J’ai eu aucune excuse, aucun regard

Mario Leblanc

« Il serait arrivé au chalet quand il n’y avait que les enfants. Il se serait d’abord occupé de supprimer les enfants. Ensuite ma mère qui rentrait, qu’il aurait abattue dans la montée d’escaliers. Et enfin, Xavier à la fin, qui lui, aurait eu le temps de voir tout ce qui s’était passé dans le chalet. Je vous laisse imaginer un père de famille qui rentre chez lui et puis qui voit le massacre de tout le monde dans la salle à manger. Et donc, il le tue aussi », relate Mario Leblanc. David Hotyat est mis en examen pour assassinat et écroué. En prison, il avoue avoir incinéré dans la forêt aux alentours les corps. Des fragments d’os sont retrouvés à l’endroit indiqué. 

« Quand les restes de ma mère, de toute la famille, ont été retrouvés dans la forêt, mon père m’en parle le soir, après que je rentre des cours. Et là, clairement, je m’effondre parce que j’ai compris ce qu’il s’est passé. J’ai le souvenir de moi qui tombe, en pleurant », explique le rescapé. « Mon interrogation maintenant, c’est comment on en arrive là. Je veux bien qu’on soit jaloux de quelqu’un, j’arrive à le concevoir.
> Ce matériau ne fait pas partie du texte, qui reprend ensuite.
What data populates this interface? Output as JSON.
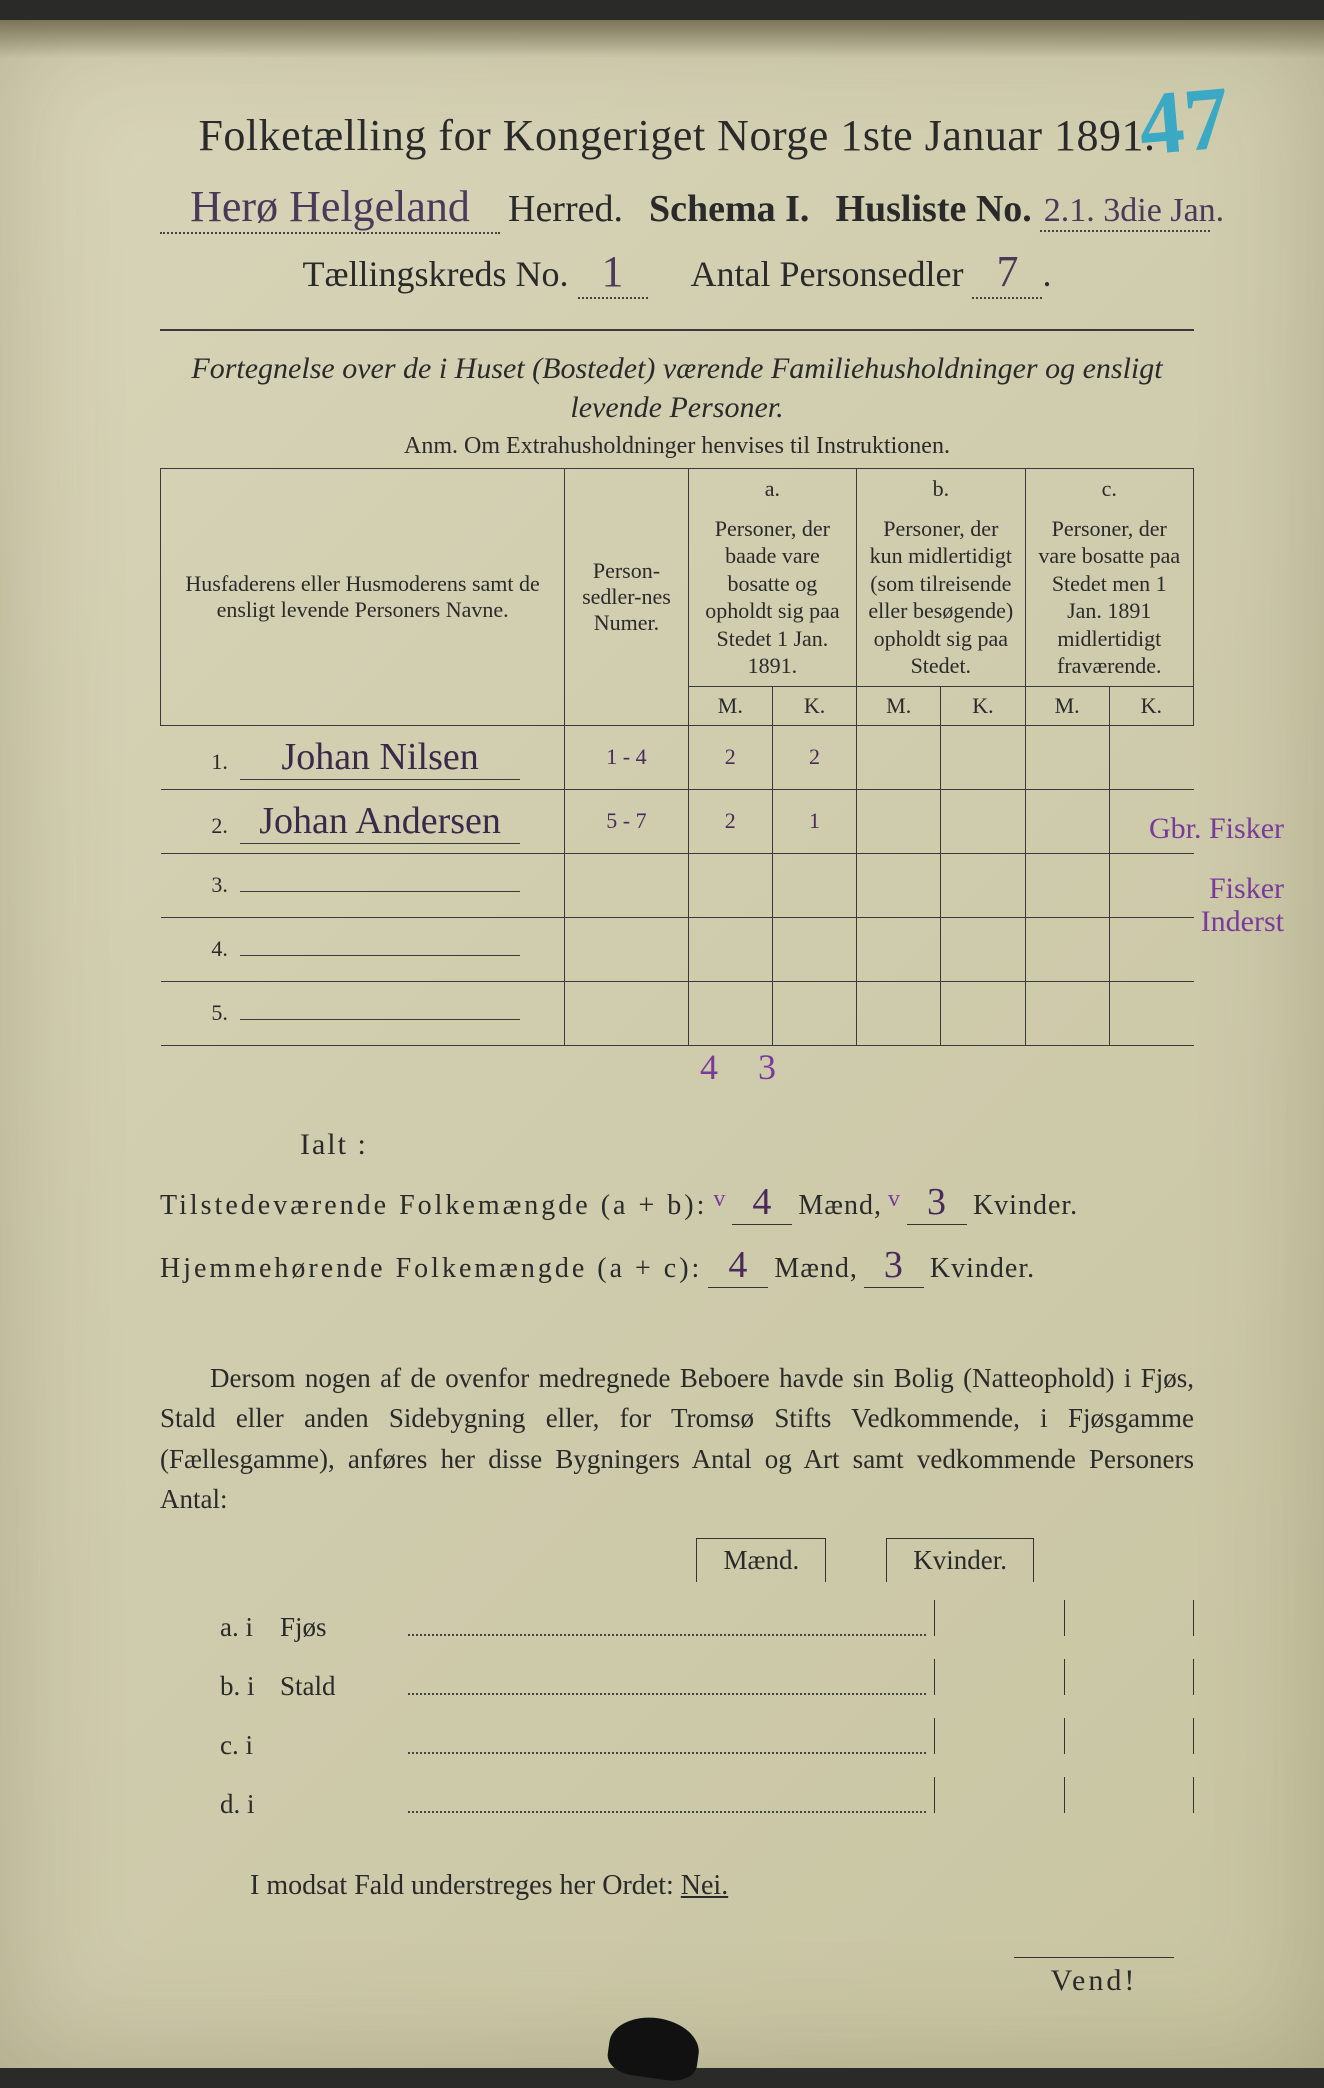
{
  "corner_number": "47",
  "title": "Folketælling for Kongeriget Norge 1ste Januar 1891.",
  "herred_hand": "Herø Helgeland",
  "herred_label": "Herred.",
  "schema_label": "Schema I.",
  "husliste_label": "Husliste No.",
  "husliste_hand": "2.1. 3die Jan.",
  "kreds_label": "Tællingskreds No.",
  "kreds_hand": "1",
  "antal_label": "Antal Personsedler",
  "antal_hand": "7",
  "intro": "Fortegnelse over de i Huset (Bostedet) værende Familiehusholdninger og ensligt levende Personer.",
  "anm": "Anm. Om Extrahusholdninger henvises til Instruktionen.",
  "headers": {
    "name": "Husfaderens eller Husmoderens samt de ensligt levende Personers Navne.",
    "num": "Person-sedler-nes Numer.",
    "a_top": "a.",
    "a": "Personer, der baade vare bosatte og opholdt sig paa Stedet 1 Jan. 1891.",
    "b_top": "b.",
    "b": "Personer, der kun midlertidigt (som tilreisende eller besøgende) opholdt sig paa Stedet.",
    "c_top": "c.",
    "c": "Personer, der vare bosatte paa Stedet men 1 Jan. 1891 midlertidigt fraværende.",
    "m": "M.",
    "k": "K."
  },
  "rows": [
    {
      "n": "1.",
      "name": "Johan Nilsen",
      "num": "1 - 4",
      "am": "2",
      "ak": "2",
      "note": "Gbr. Fisker"
    },
    {
      "n": "2.",
      "name": "Johan Andersen",
      "num": "5 - 7",
      "am": "2",
      "ak": "1",
      "note": "Fisker Inderst"
    },
    {
      "n": "3.",
      "name": "",
      "num": "",
      "am": "",
      "ak": "",
      "note": ""
    },
    {
      "n": "4.",
      "name": "",
      "num": "",
      "am": "",
      "ak": "",
      "note": ""
    },
    {
      "n": "5.",
      "name": "",
      "num": "",
      "am": "",
      "ak": "",
      "note": ""
    }
  ],
  "ialt_label": "Ialt :",
  "ialt_m": "4",
  "ialt_k": "3",
  "tilstede_label": "Tilstedeværende Folkemængde (a + b):",
  "tilstede_m": "4",
  "tilstede_k": "3",
  "hjemme_label": "Hjemmehørende Folkemængde (a + c):",
  "hjemme_m": "4",
  "hjemme_k": "3",
  "maend": "Mænd,",
  "kvinder": "Kvinder.",
  "para": "Dersom nogen af de ovenfor medregnede Beboere havde sin Bolig (Natteophold) i Fjøs, Stald eller anden Sidebygning eller, for Tromsø Stifts Vedkommende, i Fjøsgamme (Fællesgamme), anføres her disse Bygningers Antal og Art samt vedkommende Personers Antal:",
  "mk_m": "Mænd.",
  "mk_k": "Kvinder.",
  "outbuildings": [
    {
      "l": "a.  i",
      "t": "Fjøs"
    },
    {
      "l": "b.  i",
      "t": "Stald"
    },
    {
      "l": "c.  i",
      "t": ""
    },
    {
      "l": "d.  i",
      "t": ""
    }
  ],
  "nei_line_pre": "I modsat Fald understreges her Ordet: ",
  "nei": "Nei.",
  "vend": "Vend!"
}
Mais je comprends pas ce qui amène à tuer deux personnes et trois enfants par jalousie, par envie, par haine, je suis dans toutes ces questions-là, à ce moment-là », ajoute-t-il. 

Trois ans après, David Hotyat, sa compagne et le couple d’amis sont jugés à la cour d’assises de Haute-Savoie. « J’ai eu aucune excuse, aucun regard », se souvient Mario Leblanc. « Je retiens ma rage, et le but pour moi, c’était de lui montrer qu’il avait fait ça pour rien parce qu’il restait quand même quelqu’un », souligne-t-il. Le meurtrier est condamné à la peine maximale encourue, la réclusion criminelle à perpétuité assortie d’une peine de sûreté de 22 ans. Sa compagne Alexandra Lefebvre écope de 10 ans d’emprisonnement sans sureté et le couple d’amis, de 7 et 15 ans de réclusion. « Je me dis que même au bout de 22 ans de prison, finalement, sa peine n’est pas payée. Parce que nous, on va vivre avec ça jusqu’à ce qu’on disparaisse aussi », met en avant Mario Leblanc.

Le jeune homme va mettre du temps à se reconstruire. Mais vingt ans après l’affaire, il est parvenu à s’en sortir. « Là, aujourd’hui, j’ai une vie stable, un boulot, une compagne, une maison… je vis normalement », raconte-t-il. « Je fais tout ce que je peux pour devenir une personne dont ma mère aurait pu être fière », ajoute-t-il, assurant y penser encore « tous les jours ». En septembre 2025, David Hotyat va pouvoir demander sa liberté conditionnelle. Une pensée difficile pour Mario Leblanc. « Il va être dehors, il aura purgé sa peine. Moi, je serai encore à purger la mienne », constate-t-il.